Granules entered the US generics market when there were possibly more than a dozen competitors for every single product, and in the midst of pricing pressure. For Granules, these bets seemed to be paying off.
Priyanka Chigurupati, Executive Director, who is overseeing the US business, told Moneycontrol that the drug maker expects the US business to contribute about two-thirds of its revenues in the next two years and the company is confident of maintaining the momentum of Q1FY21.
Long-term, interim strategies
Chigurupati, a second-generation entrepreneur, said the company has both long-term and interim strategies in place to beat the pricing pressure in the US market and build a sustainable generics business.

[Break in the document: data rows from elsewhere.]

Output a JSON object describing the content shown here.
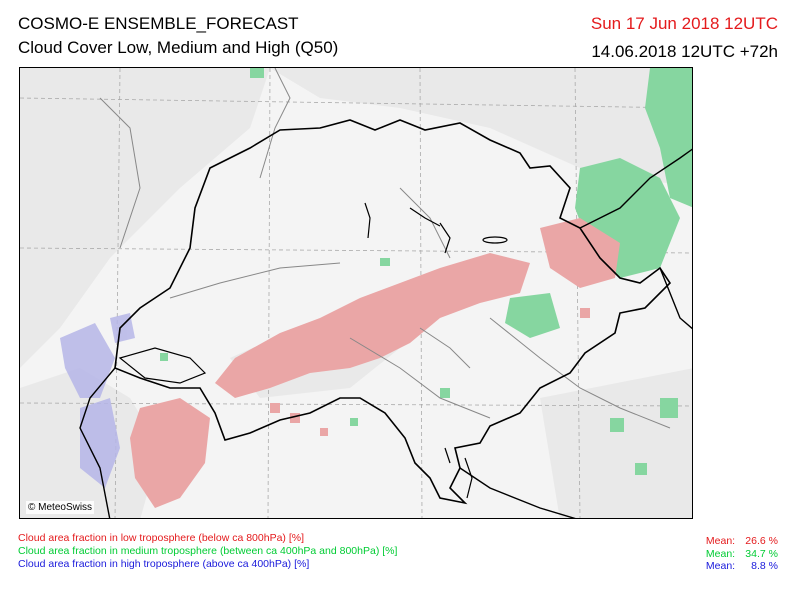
{
  "header": {
    "title": "COSMO-E ENSEMBLE_FORECAST",
    "subtitle": "Cloud Cover Low, Medium and High (Q50)",
    "valid_time": "Sun 17 Jun 2018 12UTC",
    "run_time": "14.06.2018 12UTC +72h"
  },
  "map": {
    "credit": "© MeteoSwiss",
    "colors": {
      "low": "#e8a0a0",
      "medium": "#7fd49a",
      "high": "#b4b4e6",
      "background_cloud": "#e8e8e8",
      "border": "#000000",
      "boundary": "#888888"
    }
  },
  "legend": {
    "items": [
      {
        "label": "Cloud area fraction in low troposphere (below ca 800hPa) [%]",
        "mean_label": "Mean:",
        "mean_value": "26.6 %",
        "color": "#e41a1c"
      },
      {
        "label": "Cloud area fraction in medium troposphere (between ca 400hPa and 800hPa) [%]",
        "mean_label": "Mean:",
        "mean_value": "34.7 %",
        "color": "#00cc33"
      },
      {
        "label": "Cloud area fraction in high troposphere (above ca 400hPa) [%]",
        "mean_label": "Mean:",
        "mean_value": "8.8 %",
        "color": "#1a1adb"
      }
    ]
  }
}
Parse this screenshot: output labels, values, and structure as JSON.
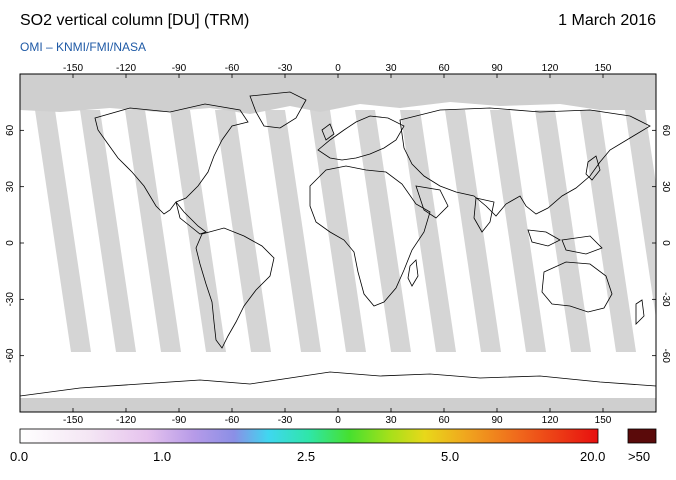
{
  "header": {
    "title": "SO2 vertical column [DU] (TRM)",
    "date": "1 March 2016",
    "credit": "OMI  –  KNMI/FMI/NASA"
  },
  "map": {
    "lon_ticks": [
      "-150",
      "-120",
      "-90",
      "-60",
      "-30",
      "0",
      "30",
      "60",
      "90",
      "120",
      "150"
    ],
    "lat_ticks": [
      "60",
      "30",
      "0",
      "-30",
      "-60"
    ],
    "colors": {
      "ocean": "#ffffff",
      "swath_gap": "#d3d3d3",
      "swath_overlap": "#a9a9a9",
      "polar_no_data": "#cfcfcf",
      "coastline": "#000000"
    }
  },
  "colorbar": {
    "labels": [
      "0.0",
      "1.0",
      "2.5",
      "5.0",
      "20.0",
      ">50"
    ],
    "overflow_color": "#5a0a0a"
  }
}
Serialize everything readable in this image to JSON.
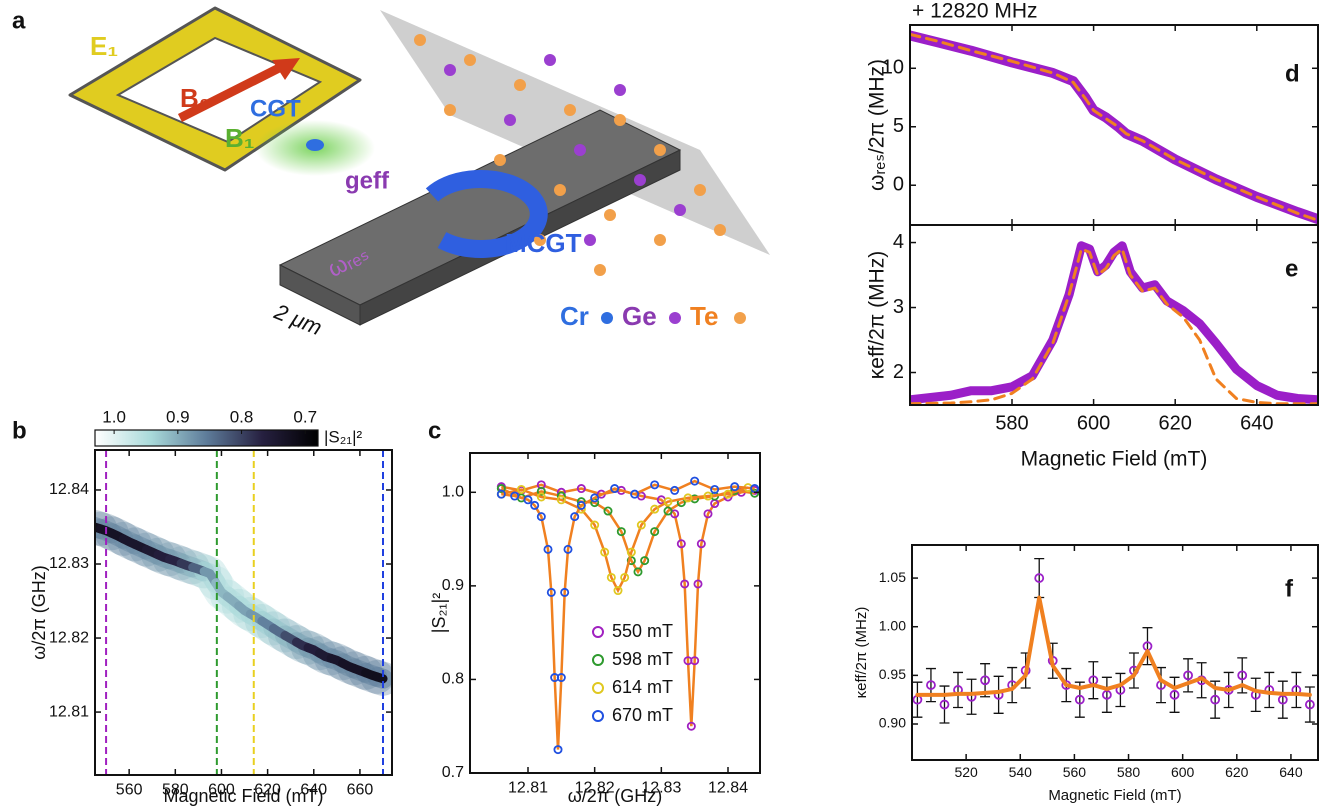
{
  "illustration": {
    "panel": "a",
    "labels": [
      "E₁",
      "B₀",
      "CGT",
      "B₁",
      "geff",
      "ωᵣₑₛ",
      "2 μm",
      "MCGT",
      "Cr",
      "Ge",
      "Te"
    ]
  },
  "chart_data": [
    {
      "type": "heatmap",
      "panel": "b",
      "xlabel": "Magnetic Field (mT)",
      "ylabel": "ω/2π (GHz)",
      "colorbar_label": "|S₂₁|²",
      "clim": [
        1.03,
        0.68
      ],
      "cticks": [
        {
          "value": 1,
          "label": "1.0"
        },
        0.9,
        0.8,
        0.7
      ],
      "colormap": [
        "#ffffff",
        "#a9dada",
        "#5e7c9a",
        "#262040",
        "#000000"
      ],
      "xlim": [
        545.2,
        673.9
      ],
      "xticks": [
        560,
        580,
        600,
        620,
        640,
        660
      ],
      "ylim": [
        12.8015,
        12.8454
      ],
      "yticks": [
        12.81,
        12.82,
        12.83,
        12.84
      ],
      "x": [
        545,
        550,
        555,
        560,
        565,
        570,
        575,
        580,
        585,
        590,
        595,
        600,
        605,
        610,
        615,
        620,
        625,
        630,
        635,
        640,
        645,
        650,
        655,
        660,
        665,
        670
      ],
      "values": [
        12.835,
        12.8345,
        12.8338,
        12.833,
        12.8323,
        12.8316,
        12.8309,
        12.8304,
        12.8298,
        12.8293,
        12.8287,
        12.8262,
        12.825,
        12.8237,
        12.8228,
        12.8218,
        12.8208,
        12.8199,
        12.819,
        12.8184,
        12.8175,
        12.817,
        12.8162,
        12.8156,
        12.815,
        12.8145
      ],
      "depth": [
        0.72,
        0.73,
        0.73,
        0.74,
        0.74,
        0.75,
        0.76,
        0.77,
        0.79,
        0.83,
        0.88,
        0.91,
        0.9,
        0.89,
        0.88,
        0.86,
        0.84,
        0.81,
        0.78,
        0.76,
        0.75,
        0.74,
        0.73,
        0.73,
        0.72,
        0.72
      ],
      "markers": [
        {
          "value": 550,
          "color": "#a020c0"
        },
        {
          "value": 598,
          "color": "#2e9a2e"
        },
        {
          "value": 614,
          "color": "#e8d020"
        },
        {
          "value": 670,
          "color": "#2040e0"
        }
      ]
    },
    {
      "type": "line",
      "panel": "c",
      "xlabel": "ω/2π (GHz)",
      "ylabel": "|S₂₁|²",
      "fit_color": "#f08020",
      "legend": "lower center",
      "xlim": [
        12.8013,
        12.8448
      ],
      "xticks": [
        12.81,
        12.82,
        12.83,
        12.84
      ],
      "ylim": [
        0.7,
        1.042
      ],
      "yticks": [
        0.7,
        0.8,
        0.9,
        {
          "value": 1,
          "label": "1.0"
        }
      ],
      "series": [
        {
          "name": "550 mT",
          "color": "#a020c0",
          "marker": "circle",
          "x": [
            12.806,
            12.809,
            12.812,
            12.815,
            12.818,
            12.821,
            12.824,
            12.827,
            12.83,
            12.832,
            12.833,
            12.8335,
            12.834,
            12.8345,
            12.835,
            12.8355,
            12.836,
            12.837,
            12.838,
            12.84,
            12.842,
            12.844
          ],
          "values": [
            1.006,
            1.002,
            1.008,
            1.0,
            1.004,
            0.998,
            1.002,
            0.996,
            0.992,
            0.977,
            0.945,
            0.902,
            0.82,
            0.75,
            0.82,
            0.902,
            0.945,
            0.977,
            0.988,
            0.995,
            1.0,
            1.002
          ]
        },
        {
          "name": "598 mT",
          "color": "#2e9a2e",
          "marker": "circle",
          "x": [
            12.806,
            12.809,
            12.812,
            12.815,
            12.818,
            12.82,
            12.822,
            12.824,
            12.8255,
            12.8265,
            12.8275,
            12.829,
            12.831,
            12.833,
            12.835,
            12.838,
            12.841,
            12.844
          ],
          "values": [
            1.004,
            0.994,
            1.001,
            0.996,
            0.99,
            0.989,
            0.98,
            0.958,
            0.927,
            0.915,
            0.927,
            0.958,
            0.98,
            0.989,
            0.993,
            0.996,
            1.002,
            0.999
          ]
        },
        {
          "name": "614 mT",
          "color": "#e0c820",
          "marker": "circle",
          "x": [
            12.806,
            12.809,
            12.812,
            12.815,
            12.818,
            12.82,
            12.8215,
            12.8225,
            12.8235,
            12.8245,
            12.8255,
            12.827,
            12.829,
            12.831,
            12.834,
            12.837,
            12.84,
            12.843
          ],
          "values": [
            0.998,
            1.003,
            0.995,
            0.992,
            0.982,
            0.965,
            0.936,
            0.909,
            0.895,
            0.909,
            0.936,
            0.965,
            0.982,
            0.99,
            0.994,
            0.996,
            0.998,
            1.005
          ]
        },
        {
          "name": "670 mT",
          "color": "#2050e0",
          "marker": "circle",
          "x": [
            12.806,
            12.808,
            12.81,
            12.811,
            12.812,
            12.813,
            12.8135,
            12.814,
            12.8145,
            12.815,
            12.8155,
            12.816,
            12.817,
            12.818,
            12.82,
            12.823,
            12.826,
            12.829,
            12.832,
            12.835,
            12.838,
            12.841,
            12.844
          ],
          "values": [
            0.998,
            0.996,
            0.992,
            0.986,
            0.974,
            0.939,
            0.893,
            0.802,
            0.725,
            0.802,
            0.893,
            0.939,
            0.974,
            0.986,
            0.994,
            1.004,
            0.998,
            1.008,
            1.002,
            1.012,
            1.003,
            1.006,
            1.004
          ]
        }
      ]
    },
    {
      "type": "line",
      "panel": "d",
      "ylabel": "ωᵣₑₛ/2π (MHz)",
      "offset_text": "+ 12820 MHz",
      "xtick_labels": false,
      "xlim": [
        555,
        655
      ],
      "xticks": [
        580,
        600,
        620,
        640
      ],
      "ylim": [
        -3.4,
        13.7
      ],
      "yticks": [
        0,
        5,
        10
      ],
      "x": [
        555,
        562,
        570,
        580,
        590,
        595,
        598,
        600,
        603,
        606,
        608,
        612,
        616,
        620,
        630,
        640,
        650,
        655
      ],
      "series": [
        {
          "color": "#9b1fc8",
          "width": 10,
          "values": [
            12.8,
            12.2,
            11.5,
            10.5,
            9.6,
            8.9,
            7.5,
            6.4,
            5.8,
            5.0,
            4.4,
            3.8,
            3.0,
            2.2,
            0.5,
            -1.0,
            -2.3,
            -2.9
          ]
        },
        {
          "color": "#f08020",
          "width": 3,
          "dash": true,
          "values": [
            12.9,
            12.3,
            11.5,
            10.6,
            9.6,
            8.8,
            7.4,
            6.4,
            5.7,
            5.0,
            4.4,
            3.8,
            3.0,
            2.2,
            0.5,
            -1.0,
            -2.4,
            -3.0
          ]
        }
      ]
    },
    {
      "type": "line",
      "panel": "e",
      "xlabel": "Magnetic Field (mT)",
      "ylabel": "κeff/2π (MHz)",
      "xlim": [
        555,
        655
      ],
      "xticks": [
        580,
        600,
        620,
        640
      ],
      "ylim": [
        1.5,
        4.27
      ],
      "yticks": [
        2,
        3,
        4
      ],
      "x": [
        555,
        565,
        570,
        575,
        580,
        585,
        590,
        594,
        597,
        599,
        601,
        603,
        605,
        607,
        609,
        612,
        615,
        618,
        622,
        626,
        630,
        635,
        640,
        645,
        650,
        655
      ],
      "series": [
        {
          "color": "#9b1fc8",
          "width": 9,
          "values": [
            1.58,
            1.65,
            1.72,
            1.72,
            1.78,
            1.95,
            2.5,
            3.2,
            3.95,
            3.9,
            3.55,
            3.65,
            3.85,
            3.95,
            3.55,
            3.3,
            3.35,
            3.1,
            2.95,
            2.75,
            2.45,
            2.05,
            1.8,
            1.65,
            1.6,
            1.58
          ]
        },
        {
          "color": "#f08020",
          "width": 3,
          "dash": true,
          "values": [
            1.52,
            1.53,
            1.55,
            1.58,
            1.68,
            1.9,
            2.45,
            3.2,
            3.9,
            3.85,
            3.5,
            3.6,
            3.8,
            3.9,
            3.5,
            3.25,
            3.3,
            3.05,
            2.85,
            2.5,
            1.9,
            1.6,
            1.54,
            1.52,
            1.52,
            1.52
          ]
        }
      ]
    },
    {
      "type": "errorbar",
      "panel": "f",
      "xlabel": "Magnetic Field (mT)",
      "ylabel": "κeff/2π (MHz)",
      "xlim": [
        500,
        650
      ],
      "xticks": [
        520,
        540,
        560,
        580,
        600,
        620,
        640
      ],
      "ylim": [
        0.863,
        1.084
      ],
      "yticks": [
        {
          "value": 0.9,
          "label": "0.90"
        },
        0.95,
        {
          "value": 1,
          "label": "1.00"
        },
        1.05
      ],
      "x": [
        502,
        507,
        512,
        517,
        522,
        527,
        532,
        537,
        542,
        547,
        552,
        557,
        562,
        567,
        572,
        577,
        582,
        587,
        592,
        597,
        602,
        607,
        612,
        617,
        622,
        627,
        632,
        637,
        642,
        647
      ],
      "series": [
        {
          "color": "#9b1fc8",
          "marker": "circle",
          "values": [
            0.925,
            0.94,
            0.92,
            0.935,
            0.928,
            0.945,
            0.93,
            0.94,
            0.955,
            1.05,
            0.965,
            0.94,
            0.925,
            0.945,
            0.93,
            0.935,
            0.955,
            0.98,
            0.94,
            0.93,
            0.95,
            0.945,
            0.925,
            0.935,
            0.95,
            0.93,
            0.935,
            0.925,
            0.935,
            0.92
          ],
          "errors": [
            0.018,
            0.017,
            0.019,
            0.018,
            0.018,
            0.017,
            0.019,
            0.018,
            0.018,
            0.02,
            0.018,
            0.017,
            0.018,
            0.019,
            0.018,
            0.017,
            0.018,
            0.019,
            0.018,
            0.018,
            0.017,
            0.018,
            0.019,
            0.018,
            0.018,
            0.017,
            0.018,
            0.019,
            0.018,
            0.018
          ]
        },
        {
          "color": "#f08020",
          "width": 4,
          "values": [
            0.93,
            0.93,
            0.93,
            0.931,
            0.931,
            0.932,
            0.933,
            0.936,
            0.95,
            1.03,
            0.96,
            0.94,
            0.937,
            0.94,
            0.936,
            0.94,
            0.95,
            0.975,
            0.945,
            0.937,
            0.942,
            0.947,
            0.937,
            0.935,
            0.94,
            0.934,
            0.932,
            0.931,
            0.931,
            0.93
          ]
        }
      ]
    }
  ]
}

Launch of products by leveraging upon backward integration into active pharmaceutical ingredients (APIs) with gross profit margin of 50-55 percent would be the long-term strategy.
The interim plan is to launch limited competition products with a shorter lifecycle but with more financial benefits due to competitive reasons. This, the company says, will help generate cash flows.

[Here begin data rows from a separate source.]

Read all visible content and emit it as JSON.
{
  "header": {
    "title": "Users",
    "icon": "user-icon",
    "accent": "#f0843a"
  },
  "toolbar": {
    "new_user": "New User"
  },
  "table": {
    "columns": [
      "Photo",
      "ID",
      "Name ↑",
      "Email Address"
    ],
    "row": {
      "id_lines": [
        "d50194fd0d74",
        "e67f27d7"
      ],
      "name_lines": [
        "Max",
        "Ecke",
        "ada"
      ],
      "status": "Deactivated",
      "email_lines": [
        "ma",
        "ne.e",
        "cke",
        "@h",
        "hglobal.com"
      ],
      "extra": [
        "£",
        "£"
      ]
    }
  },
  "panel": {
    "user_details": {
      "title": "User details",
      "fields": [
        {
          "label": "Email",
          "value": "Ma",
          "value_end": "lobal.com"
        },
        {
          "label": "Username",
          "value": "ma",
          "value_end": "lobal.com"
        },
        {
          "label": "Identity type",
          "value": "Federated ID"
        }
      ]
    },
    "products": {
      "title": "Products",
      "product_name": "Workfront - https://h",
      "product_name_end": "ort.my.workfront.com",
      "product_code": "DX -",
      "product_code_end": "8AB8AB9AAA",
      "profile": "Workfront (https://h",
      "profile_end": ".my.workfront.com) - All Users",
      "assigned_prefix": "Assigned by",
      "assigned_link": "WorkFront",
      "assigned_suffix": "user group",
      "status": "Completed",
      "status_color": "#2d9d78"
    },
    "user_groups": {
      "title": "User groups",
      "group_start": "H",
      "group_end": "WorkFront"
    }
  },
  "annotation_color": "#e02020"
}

“We have shifted from P&L to a more cash flow-focussed company,” Chigurupati said. Currently, the US business contributes about 52 percent to the company’s revenues.
For Granules, Q1FY21 has been particularly strong. Consolidated sales stood at Rs 735.60 crore – an increase of 23.57 percent from Rs 595.27 crore in Q1FY20. Net profit in Q1FY21 stood at Rs 111.45 crore – a rise of 33.89 percent YoY.
Granules stock also had a good run, giving a return of 150 percent in 2020. The BSE Healthcare index rose 44 percent during the same time. Shares of Granules rose 1.76 percent and were trading at Rs 315.10 at 2 pm on Thursday, while the benchmark Sensex gained 0.31 percent to 39,191.40 points.
Granule’s history and how did it pull off?
Granules was founded in 1984 by Krishna Prasad Chigurupati in Hyderabad to make Paracetamol or Acetaminophen as it is generically called.
Paracetamol is one of the most commonly used medications against fever and pain. Paracetamol has attracted hordes of entrepreneurs, during the 80s and early 90s, considered to be the period of India's bulk drug boom.
Over the years, Granules expanded its portfolio to Ibuprofen (pain relief), Metformin (anti-diabetic), Methocarbamol (pain relief), Guaifenesin (anti-cough), among others. By the late 90s, many have perished, due to cut- throat competition, price controls and little margins.
Also, the shift of bulk drug manufacturing to China hastened the process. Those who survived shifted gears to formulation and highly regulated markets.
Granules kept churning out the same old commodity molecules and that could be one reason why it hasn't been able to catch up with larger rivals despite having a head start.
However, to survive in such a low-margin but high-volume market, Granules started investing heavily on expanding APIs and pharmaceutical formulation intermediate (PFI) capacities, focussed on manufacturing, cost efficiencies and reliability. PFI is a stage before the making the finished product.
For Granules, Paracetamol contributes about 25-30 percent to its total production. Granules has both the finished dosage formulation and the API, and it has one-fifth of global share.
Interestingly, Paracetamol, Ibuprofen, Metformin, Methocarbamol and Guaifenesin are old molecules, but are the first line of treatment, and they are difficult to be replaced that easily. The market size for these products is small, but are relatively stable.
But still, this isn't enough for the next leap of growth. This is when Granules decided to directly enter the lucrative US generics market, leveraging upon its backward integration into APIs.
The company started with ANDA filings for its key molecules such as Metformin and Ibuprofen, coupled with in-licensing deals and acquisitions to quickly expand its portfolio basket.
The company has invested Rs 600 crore on setting up formulations manufacturing facility in Virginia, US. In India, too, it has expanded capacities across facilities and added APIs to its portfolios.
As of March 31, 2020, Granules has filed 44 ANDAs in the US, out of which 26 are approved. Till the closure of financial year 2020, the company had filed 20 US DMFs. Chigurpati says the focus would be on choosing the right molecules for the US market.
"We picked a basket of products, for which scaling up was an issue (for competition.) We took those products, and processed them efficiently. We took exhibit batches at the sizes of commercial batches with proven consistency, and it is those products we are filing," Chigurupati said.
"Strong demand for key products such as Metformin, Paracetamol, and Ibuprofen due to COVID-19 has translated to a robust Q1 for Granules. Ahead, we expect launches in formulations and additional capacity in PFIs to be key growth drivers,” said brokerage firm Anand Rathi in its recent report.